Investment has stuck close to the region’s larger markets, primarily Yangon, Naypyidaw and Mandalya in Myanmar and Phnom Penh and Siem Reap in Cambodia. Laos is a bit behind Myanmar and Cambodia, but it is not completely off the radar, with investment focusing on Vientiane and Luang Prabang – where a Rosewood property is scheduled to open soon.
Outside of the major urban centers, site options become more complicated, McIntosh said.
“We’ve had a lot of proposals for casino developments and resorts,” he said. “But the big issue is infrastructure – can you get people out there?”
Recently opened bridges and airports that are currently under construction will complement new roads to open up rural and coastal areas for leisure travel, but in the short term, the safer returns are still in the cities.

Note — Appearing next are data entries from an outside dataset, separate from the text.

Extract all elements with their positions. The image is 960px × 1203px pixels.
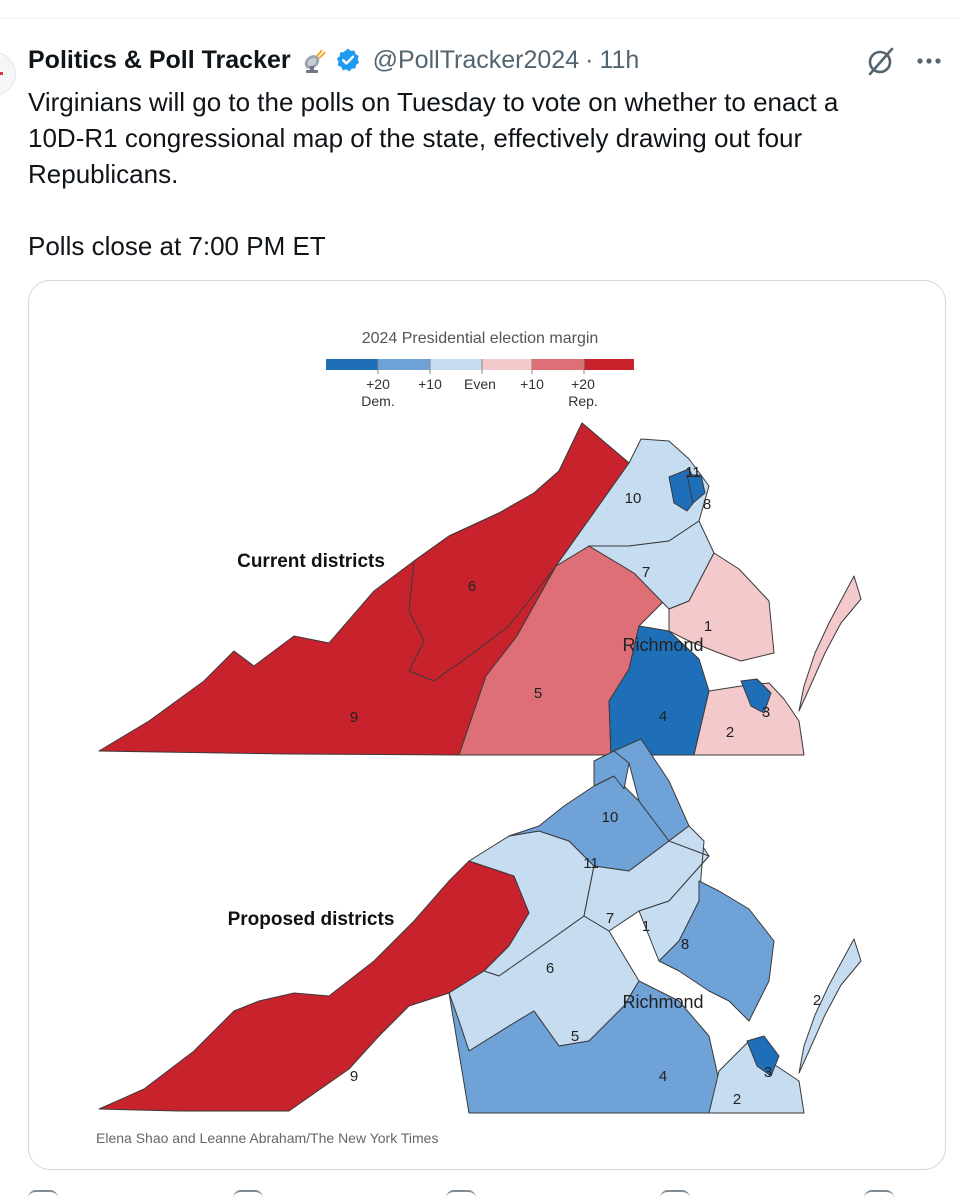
display-name[interactable]: Politics & Poll Tracker [28,45,291,74]
avatar[interactable] [0,52,16,96]
legend-swatch [378,359,430,370]
tweet-text-line: Republicans. [28,159,179,189]
top-divider [0,18,960,19]
more-options-icon[interactable] [914,46,944,76]
district-label: 6 [546,960,554,977]
district-label: 5 [571,1028,579,1045]
tweet-action-bar [28,1190,946,1203]
satellite-antenna-icon [304,49,326,73]
district-label: 11 [685,464,701,481]
district-label: 7 [606,910,614,927]
tweet-text-line: Virginians will go to the polls on Tuesd… [28,87,839,117]
bookmark-icon[interactable] [864,1190,894,1203]
proposed-district-labels: 10 11 7 1 8 6 2 5 4 3 2 9 [350,809,821,1108]
district-label: 11 [583,855,599,872]
current-district-labels: 11 10 8 7 6 1 5 4 3 2 9 [350,464,770,741]
district-label: 9 [350,709,358,726]
district-label: 1 [642,918,650,935]
district-label: 2 [733,1091,741,1108]
verified-badge-icon [336,48,359,72]
legend-color-bar [326,359,634,374]
like-icon[interactable] [446,1190,476,1203]
district-label: 7 [642,564,650,581]
district-label: 10 [625,490,642,507]
district-label: 4 [659,708,667,725]
tweet-header: Politics & Poll Tracker @PollTracker2024… [28,42,639,78]
legend-swatch [482,359,532,370]
legend-side-label: Dem. [361,393,394,409]
reply-icon[interactable] [28,1190,58,1203]
legend-tick: +20 [571,376,595,392]
separator-dot: · [585,45,594,74]
district-8 [658,880,775,1022]
proposed-map-title: Proposed districts [228,909,395,930]
legend-swatch [326,359,378,370]
district-label: 1 [704,618,712,635]
current-map-title: Current districts [237,551,385,572]
district-label: 10 [602,809,619,826]
legend-tick: +10 [418,376,442,392]
legend-title: 2024 Presidential election margin [362,330,599,347]
legend-swatch [430,359,482,370]
district-label: 2 [813,992,821,1009]
handle[interactable]: @PollTracker2024 [372,45,580,74]
district-3 [746,1035,780,1077]
city-label-richmond: Richmond [622,992,703,1012]
eastern-shore [798,938,862,1074]
tweet-text-line: 10D-R1 congressional map of the state, e… [28,123,803,153]
legend-tick: Even [464,376,496,392]
district-label: 3 [762,704,770,721]
city-label-richmond: Richmond [622,635,703,655]
timestamp[interactable]: 11h [599,45,640,74]
district-maps-graphic: 2024 Presidential election margin +20 +1… [96,330,862,1146]
district-label: 3 [764,1064,772,1081]
district-8 [686,474,706,504]
district-1 [668,552,775,662]
image-credit: Elena Shao and Leanne Abraham/The New Yo… [96,1130,438,1146]
grok-icon[interactable] [864,44,898,78]
district-3 [740,678,772,714]
district-label: 2 [726,724,734,741]
district-label: 8 [703,496,711,513]
legend-swatch [584,359,634,370]
legend-side-label: Rep. [568,393,598,409]
tweet-text-line: Polls close at 7:00 PM ET [28,231,326,261]
views-icon[interactable] [660,1190,690,1203]
repost-icon[interactable] [233,1190,263,1203]
district-label: 4 [659,1068,667,1085]
current-districts-map [98,422,862,756]
district-label: 5 [534,685,542,702]
proposed-districts-map [98,738,862,1114]
legend-tick: +20 [366,376,390,392]
district-label: 9 [350,1068,358,1085]
legend-tick: +10 [520,376,544,392]
district-label: 6 [468,578,476,595]
eastern-shore [798,575,862,712]
legend-swatch [532,359,584,370]
tweet-text: Virginians will go to the polls on Tuesd… [28,84,928,264]
tweet-media[interactable]: 2024 Presidential election margin +20 +1… [28,280,946,1170]
district-label: 8 [681,936,689,953]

So who’s investing in ASEAN’s frontier?
McIntosh said the three big investors are China, South Korea and Singapore, with Japan not far behind. More money is likely to come in once existing challenges, such as making existing rules and regulations clearer to investors, are addressed. Due to the lack of stock, much of the activity in Myanmar, Cambodia and Laos is on the development side.
“How will things look at the end of the current building cycle?” McIntosh said. “It’s still unclear and uncertain, which in turn restricts the style and type of investor that is willing to enter these markets.”
From an investor point of view, he said, Myanmar seems most eager to embrace a new way of doing business.
“Myanmar is making a very clear and concerted effort to change and improve standards,” McIntosh said. “They’re not always getting it right, but they’re attracting people because they’re trying to adopt international best practices. That sends out a strong message.”